Embodying Homeland: Palestinian Grief and the Perseverance of Beauty in a Time of Genocide
Palestinian liberation
settler colonialism
decolonial love

In this essay, the authors theorize that Israel’s genocide of Palestinians teaches us that a central focus of colonialism is not simply to annex Native land and accumulate resources, but to also transmit anguish and grief into the bodies of the colonized and onto the landscape. Through an ongoing dialogue interwoven throughout the essay, the authors share their reflections on grief as holding liberatory potential in the face of the colonial weaponization of loss, conveying how they have come to understand Palestinian grief as a critical enactment of decolonial love in what they call the “perseverance of beauty.” Awartani, a survivor of a near-fatal attack against his body and life, speaks with coauthor Atallah about these layers of loss, rage, and anguish built into the settler-colonial project and the power of revolutionary grief as liberatory praxis.

Author biography: 

Devin G. Atallah is an assistant professor of psychology at the University of Massachusetts, Boston.

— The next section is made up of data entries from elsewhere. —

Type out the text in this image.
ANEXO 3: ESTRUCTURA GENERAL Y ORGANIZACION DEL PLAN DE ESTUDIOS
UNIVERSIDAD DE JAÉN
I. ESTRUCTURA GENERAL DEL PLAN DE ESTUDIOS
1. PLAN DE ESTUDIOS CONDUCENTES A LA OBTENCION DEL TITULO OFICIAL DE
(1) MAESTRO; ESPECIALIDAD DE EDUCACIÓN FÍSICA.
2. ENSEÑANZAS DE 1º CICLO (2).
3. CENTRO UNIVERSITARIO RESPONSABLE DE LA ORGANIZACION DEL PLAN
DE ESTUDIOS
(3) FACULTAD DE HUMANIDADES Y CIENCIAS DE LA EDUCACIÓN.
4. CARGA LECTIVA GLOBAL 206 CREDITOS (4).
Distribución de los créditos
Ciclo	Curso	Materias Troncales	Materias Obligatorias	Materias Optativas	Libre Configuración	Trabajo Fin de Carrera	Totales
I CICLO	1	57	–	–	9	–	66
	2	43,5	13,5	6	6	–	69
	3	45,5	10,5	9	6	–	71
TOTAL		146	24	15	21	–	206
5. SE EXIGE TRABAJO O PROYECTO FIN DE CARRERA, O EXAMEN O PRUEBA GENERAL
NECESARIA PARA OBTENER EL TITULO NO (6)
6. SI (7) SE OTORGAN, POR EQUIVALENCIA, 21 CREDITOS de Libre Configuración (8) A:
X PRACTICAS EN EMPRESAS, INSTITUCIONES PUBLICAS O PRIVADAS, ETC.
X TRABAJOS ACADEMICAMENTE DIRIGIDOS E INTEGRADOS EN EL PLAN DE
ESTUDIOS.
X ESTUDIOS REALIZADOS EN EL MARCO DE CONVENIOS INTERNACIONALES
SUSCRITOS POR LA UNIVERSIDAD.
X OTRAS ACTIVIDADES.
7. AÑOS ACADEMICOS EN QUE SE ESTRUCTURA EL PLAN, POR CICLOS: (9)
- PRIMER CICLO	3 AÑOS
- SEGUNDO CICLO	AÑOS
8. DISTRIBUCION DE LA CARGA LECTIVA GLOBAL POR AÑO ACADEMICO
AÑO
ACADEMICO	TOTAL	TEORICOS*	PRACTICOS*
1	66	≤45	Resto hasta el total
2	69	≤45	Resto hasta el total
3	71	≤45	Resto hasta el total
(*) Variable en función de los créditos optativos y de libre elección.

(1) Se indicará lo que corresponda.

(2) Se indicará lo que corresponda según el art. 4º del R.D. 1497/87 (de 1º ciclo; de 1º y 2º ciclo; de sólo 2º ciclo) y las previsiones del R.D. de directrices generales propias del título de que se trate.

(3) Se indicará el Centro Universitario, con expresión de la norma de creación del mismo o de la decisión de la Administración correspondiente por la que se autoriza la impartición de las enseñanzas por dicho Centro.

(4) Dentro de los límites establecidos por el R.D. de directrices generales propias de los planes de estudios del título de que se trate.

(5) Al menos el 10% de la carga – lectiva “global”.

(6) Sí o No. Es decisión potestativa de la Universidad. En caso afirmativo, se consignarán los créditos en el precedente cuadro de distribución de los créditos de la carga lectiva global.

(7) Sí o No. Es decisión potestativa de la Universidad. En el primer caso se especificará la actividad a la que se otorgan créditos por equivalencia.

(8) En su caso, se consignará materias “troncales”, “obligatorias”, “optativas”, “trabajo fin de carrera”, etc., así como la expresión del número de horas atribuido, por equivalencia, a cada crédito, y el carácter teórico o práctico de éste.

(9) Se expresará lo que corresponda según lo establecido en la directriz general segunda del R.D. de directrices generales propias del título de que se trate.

A diaspora Palestinian from the US and Chile, Atallah is an activist, researcher, scholar, practitioner, and healer dedicated to decolonial movements and Palestinian liberation. Atallah’s ongoing work focuses on understanding and directly contributing to intergenerational resistance and healing in the face of settler-colonial violence.

Hisham Awartani is an undergraduate student at Brown University. He studies archaeology and mathematics, with a focus on the Near East in the former and algebraic topology in the latter.